What had brought them to it? Gainer was convinced it was something more than just sexual. Men who raped together usually had a lot in common. The sure giveaway, though, was the coke and the ludes. Definitely not Norma.

Her carry. The millions she took over the last time.

That could have been the connection between Becque and Ponsard, what they were really after together. Perhaps they got it and then set up all the sex and drug evidence to throw everyone off. Including the people Norma worked for. Make it appear to them that she was the blame, her irresponsibility, hoping not to have to contend with them, especially not them, the ones she worked for.

Mostly, Gainer accepted that scenario.

But not entirely.

It walked with him, as though asking to be kicked full of holes, and, after a while, when he knew he could never entirely accept it, another explanation took shape for him, one that fit the irregularities and circumstances of Norma's death in so many ways it had to be the truth. It wasn't a revelation. Rather, step by step it eased forward in Gainer's mind, as though it had been there all the while and he hadn't wanted it out: what Becque and Ponsard had done was their
job
. They had hit Norma, not just murdered her. Had done it for some reason, for someone. Surely the people she was carrying for had everything to do with it. But who exactly? Who immediately came to mind was that man Darrow. Maybe he was the one, Gainer thought, but more likely the word had been given by someone beyond and above Darrow, one of the upper-level mob guys Darrow fronted for. How the hell could he go up against one of those? But Darrow … he'd think on that … And he wanted to know
why
Norma had been killed. He remembered her as being so good he was nearly able to convince himself that they'd made a mistake, taken her for someone else.

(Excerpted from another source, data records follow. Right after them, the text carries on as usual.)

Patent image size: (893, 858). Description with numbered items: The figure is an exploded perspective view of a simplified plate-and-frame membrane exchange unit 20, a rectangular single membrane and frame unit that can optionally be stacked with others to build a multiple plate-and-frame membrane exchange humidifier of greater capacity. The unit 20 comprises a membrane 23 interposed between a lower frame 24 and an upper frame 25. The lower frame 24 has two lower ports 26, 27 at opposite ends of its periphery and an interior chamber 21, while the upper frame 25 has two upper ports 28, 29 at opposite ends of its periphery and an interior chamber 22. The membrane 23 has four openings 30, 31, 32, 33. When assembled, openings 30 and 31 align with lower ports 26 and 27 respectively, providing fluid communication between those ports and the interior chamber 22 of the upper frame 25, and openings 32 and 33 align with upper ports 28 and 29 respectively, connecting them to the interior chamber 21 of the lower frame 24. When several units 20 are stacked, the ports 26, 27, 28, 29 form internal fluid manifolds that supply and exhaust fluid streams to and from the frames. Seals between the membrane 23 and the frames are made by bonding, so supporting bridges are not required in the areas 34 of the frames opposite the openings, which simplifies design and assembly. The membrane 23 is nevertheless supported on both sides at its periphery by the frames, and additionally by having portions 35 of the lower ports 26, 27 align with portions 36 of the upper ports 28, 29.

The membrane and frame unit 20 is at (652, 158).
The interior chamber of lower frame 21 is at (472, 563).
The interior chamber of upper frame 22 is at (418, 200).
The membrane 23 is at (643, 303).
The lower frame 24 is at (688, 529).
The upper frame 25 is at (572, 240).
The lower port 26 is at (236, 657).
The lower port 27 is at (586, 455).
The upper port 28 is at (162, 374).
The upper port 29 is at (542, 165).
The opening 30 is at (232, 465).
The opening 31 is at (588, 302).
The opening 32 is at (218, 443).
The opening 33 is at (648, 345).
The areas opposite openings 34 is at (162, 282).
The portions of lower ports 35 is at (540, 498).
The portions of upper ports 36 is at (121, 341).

Gainer tried to get back to routine. Went over to Pointwise, Inc. Business was good. The phones were ringing and a half a shoebox of money orders and certified checks had already come in. The start of the regular season was only a couple of Sundays off. It would be best to begin with a winner, demonstrate right off that he was worthy of confidence. All the better if his pick was an upset.

He sat in his office with his feet up and the air-conditioner unit blowing the back of his neck cold and paged through the recent issues of
Pro Football Weekly
, looking for some helpful information. He might as well have been reading the
Wall Street Journal
. Nothing. To him the Chargers were going to be as bad as the Cowboys were going to be as bad as the Saints. After an hour of that sort of reading but not seeing, he signed enough blank checks to take care of his payroll and went out to walk some more.

All the way down through Soho, all the way up along Madison, around the drives of the park to get away from exhausts, and even resenting the runners, skaters and bikers. He spent most of one afternoon at the Fifth and Forty-second Street library on a hard chair at one of the long hard tables in the main reading room. Just sat there watching the numbers on the call panel above the in-and-out counter light up like a literary bingo game, wondering what it was like now down in the stacks and who was down there, maybe with an Edna.